CNE is a necrotizing inflammation of the small bowel (especially the jejunum but also the ileum). Clinical results may vary from mild diarrhea to a life-threatening sequence of severe abdominal pain, vomiting (often bloody), bloody stool, ulceration of the small intestine with leakage (perforation) into the peritoneal cavity and possible death within a single day due to peritonitis. Many patients exhibit meteorism and a fever. Fluid can enter the peritoneum.
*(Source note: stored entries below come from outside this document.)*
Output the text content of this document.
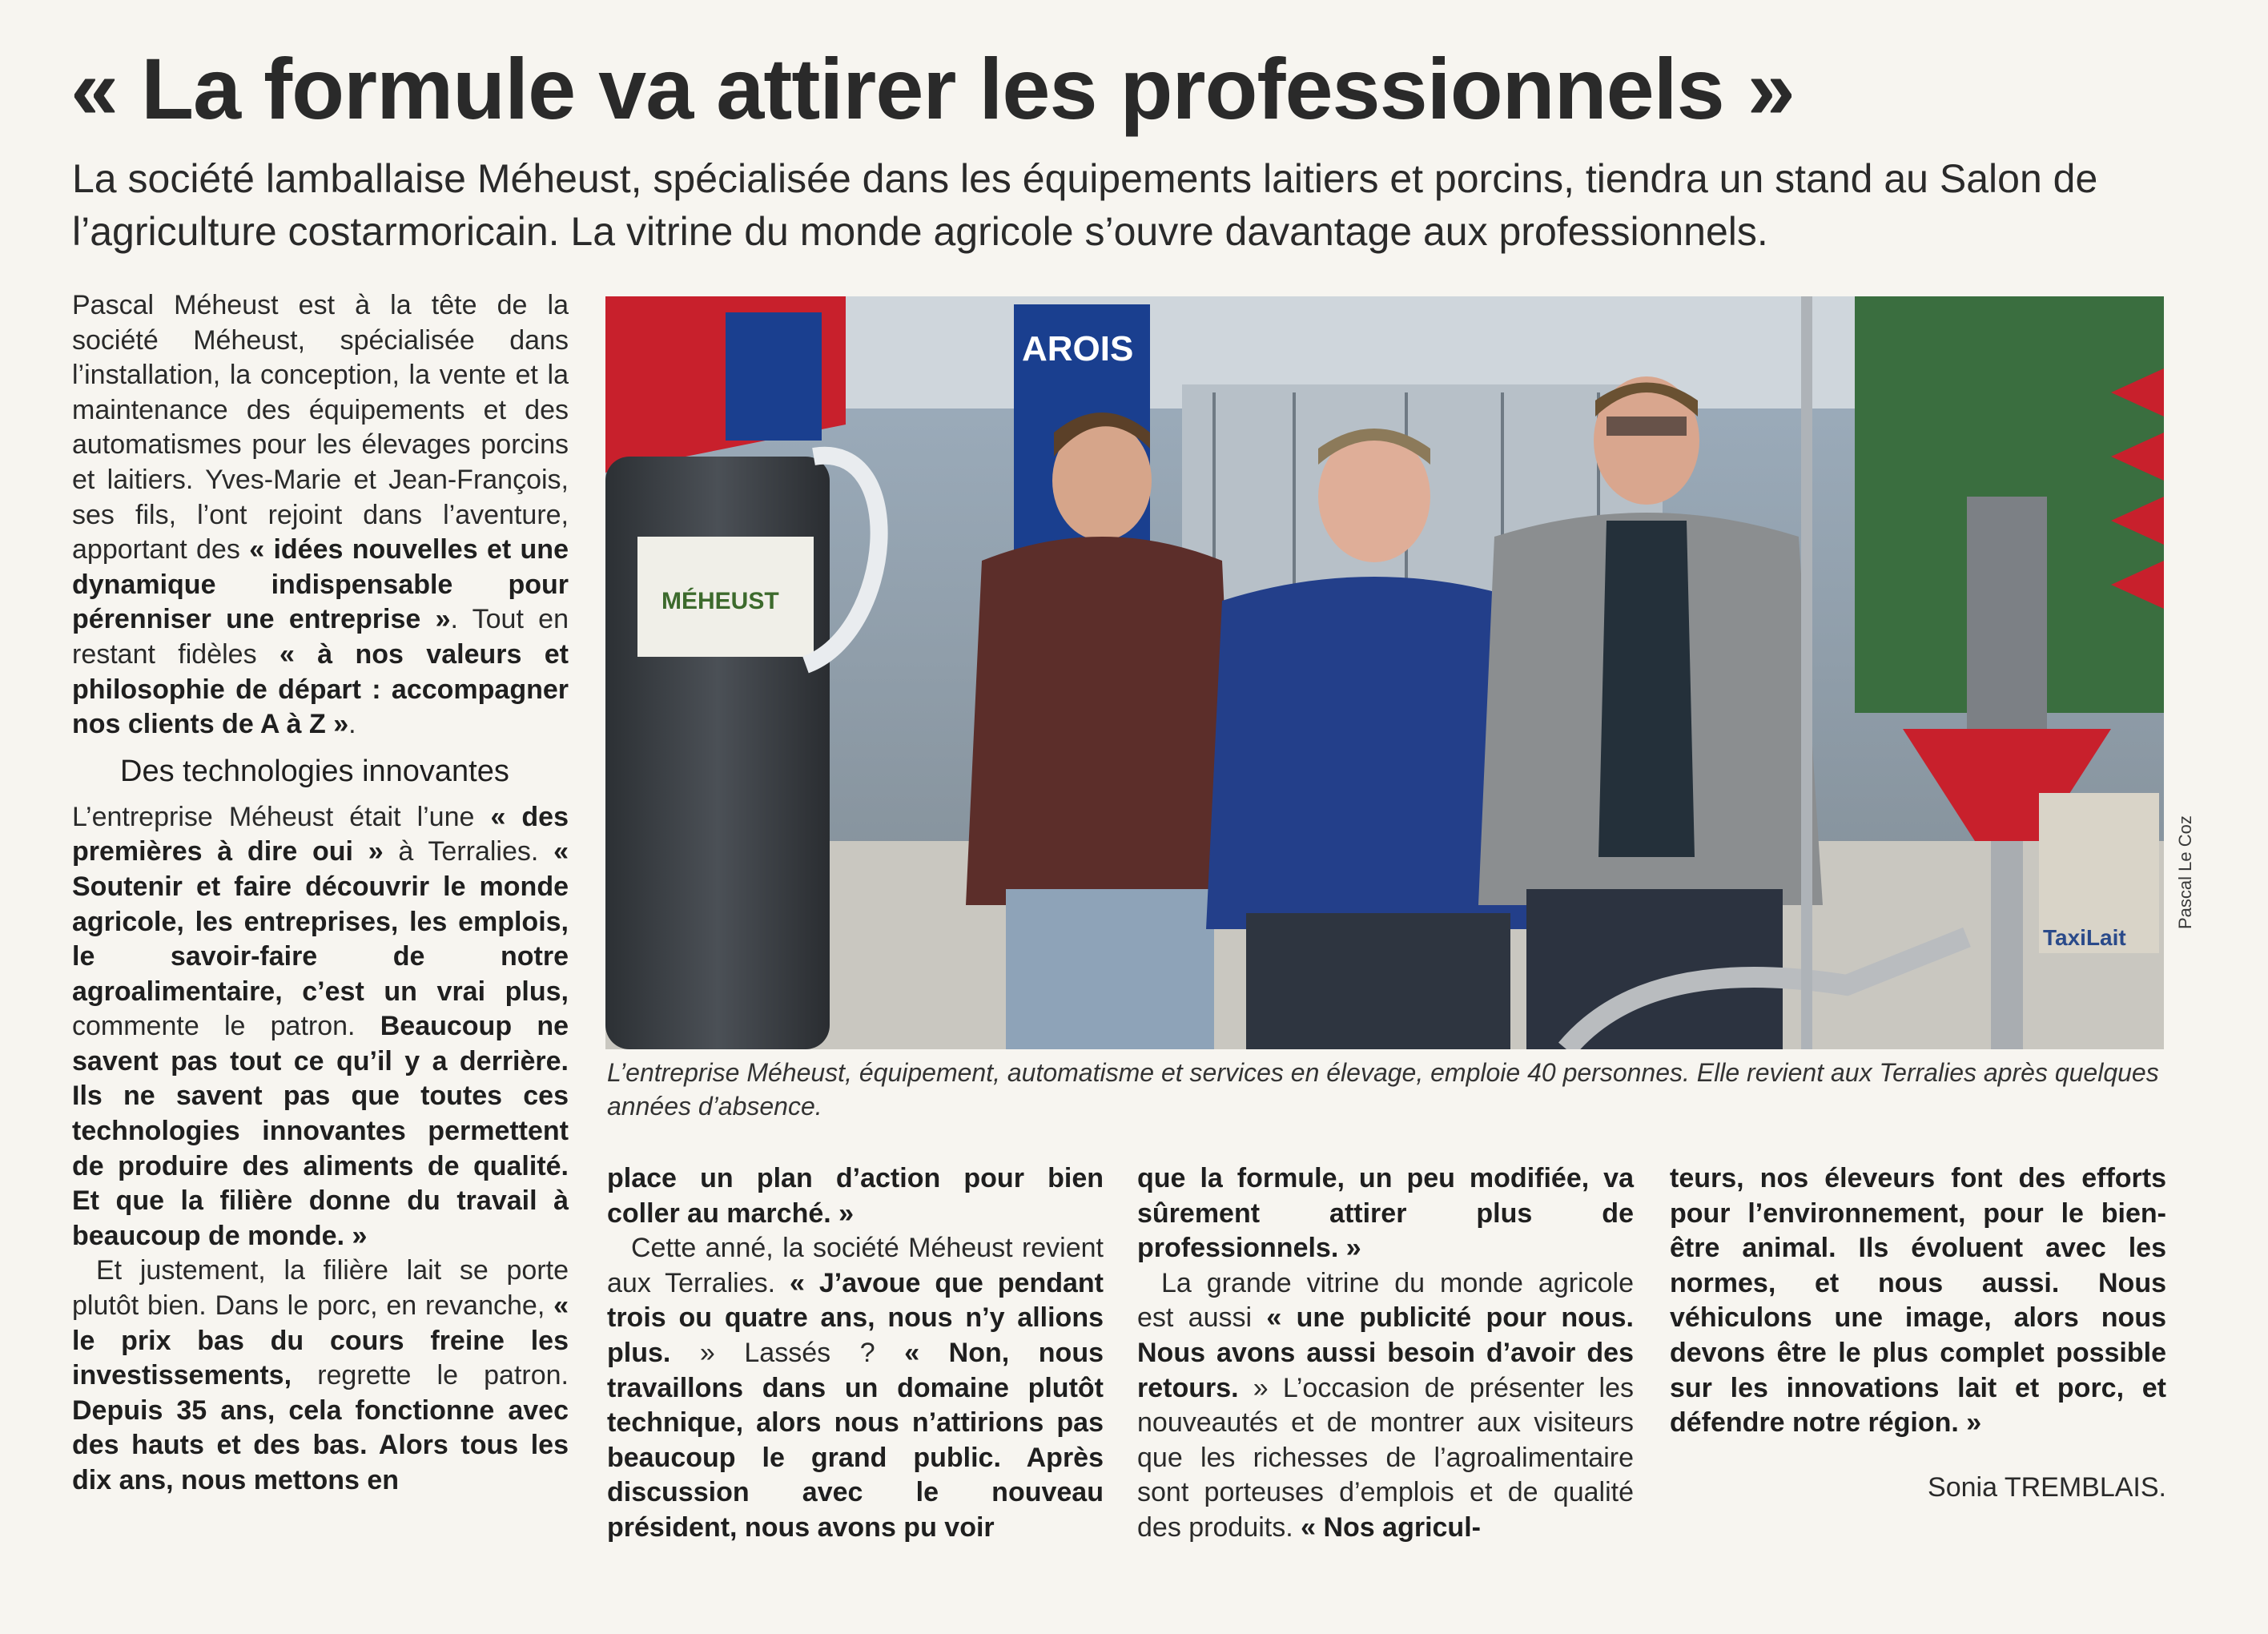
« La formule va attirer les professionnels »

La société lamballaise Méheust, spécialisée dans les équipements laitiers et porcins, tiendra un stand au Salon de l’agriculture costarmoricain. La vitrine du monde agricole s’ouvre davantage aux professionnels.

Pascal Méheust est à la tête de la société Méheust, spécialisée dans l’installation, la conception, la vente et la maintenance des équipements et des automatismes pour les élevages porcins et laitiers. Yves-Marie et Jean-François, ses fils, l’ont rejoint dans l’aventure, apportant des « idées nouvelles et une dynamique indispensable pour pérenniser une entreprise ». Tout en restant fidèles « à nos valeurs et philosophie de départ : accompagner nos clients de A à Z ».

Des technologies innovantes

L’entreprise Méheust était l’une « des premières à dire oui » à Terralies. « Soutenir et faire découvrir le monde agricole, les entreprises, les emplois, le savoir-faire de notre agroalimentaire, c’est un vrai plus, commente le patron. Beaucoup ne savent pas tout ce qu’il y a derrière. Ils ne savent pas que toutes ces technologies innovantes permettent de produire des aliments de qualité. Et que la filière donne du travail à beaucoup de monde. »

Et justement, la filière lait se porte plutôt bien. Dans le porc, en revanche, « le prix bas du cours freine les investissements, regrette le patron. Depuis 35 ans, cela fonctionne avec des hauts et des bas. Alors tous les dix ans, nous mettons en

AROIS
MÉHEUST
TaxiLait
Pascal Le Coz
L’entreprise Méheust, équipement, automatisme et services en élevage, emploie 40 personnes. Elle revient aux Terralies après quelques années d’absence.

place un plan d’action pour bien coller au marché. »

Cette anné, la société Méheust revient aux Terralies. « J’avoue que pendant trois ou quatre ans, nous n’y allions plus. » Lassés ? « Non, nous travaillons dans un domaine plutôt technique, alors nous n’attirions pas beaucoup le grand public. Après discussion avec le nouveau président, nous avons pu voir

que la formule, un peu modifiée, va sûrement attirer plus de professionnels. »

La grande vitrine du monde agricole est aussi « une publicité pour nous. Nous avons aussi besoin d’avoir des retours. » L’occasion de présenter les nouveautés et de montrer aux visiteurs que les richesses de l’agroalimentaire sont porteuses d’emplois et de qualité des produits. « Nos agricul-

teurs, nos éleveurs font des efforts pour l’environnement, pour le bien-être animal. Ils évoluent avec les normes, et nous aussi. Nous véhiculons une image, alors nous devons être le plus complet possible sur les innovations lait et porc, et défendre notre région. »

Sonia TREMBLAIS.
Sepsic can occur, with one case having 28,500 white blood cells per cubic milliliter.[3]

Cause[edit]

All the factors collectively causing CNE are generally only present in the hinterlands of New Guinea and parts of Africa, Latin America, and Asia. These factors include protein deprivation (causing inadequate synthesis of trypsin protease (an enzyme), to which the toxin is very sensitive), poor food hygiene, episodic meat feasting, staple diets containing trypsin inhibitors (sweet potatoes), and infection by Ascaris parasites which secrete a trypsin inhibitor. In New Guinea (origin of the term "pigbel"), the disease is usually spread through contaminated meat (especially pork) and perhaps by peanuts. (CNE was also diagnosed in post World War II Germany, where it was known as Darmbrand or "fire bowels").

Diagnosis[edit]

An abdominal x-ray shows multiple dilated loops of small bowel and gas. The abdomen can be tender distended, and soft. A differential diagnosis can be an intussusception.

Treatment[edit]

Treatment involves suppressing the toxin-producing organisms with antibiotics such as penicillin G or metronidazole. About half of seriously ill patients require surgery for perforation, persistent intestinal obstruction, or failure to respond to the antibiotics. An investigational toxoid vaccine has been used successfully in some developing countries but is not available outside of research.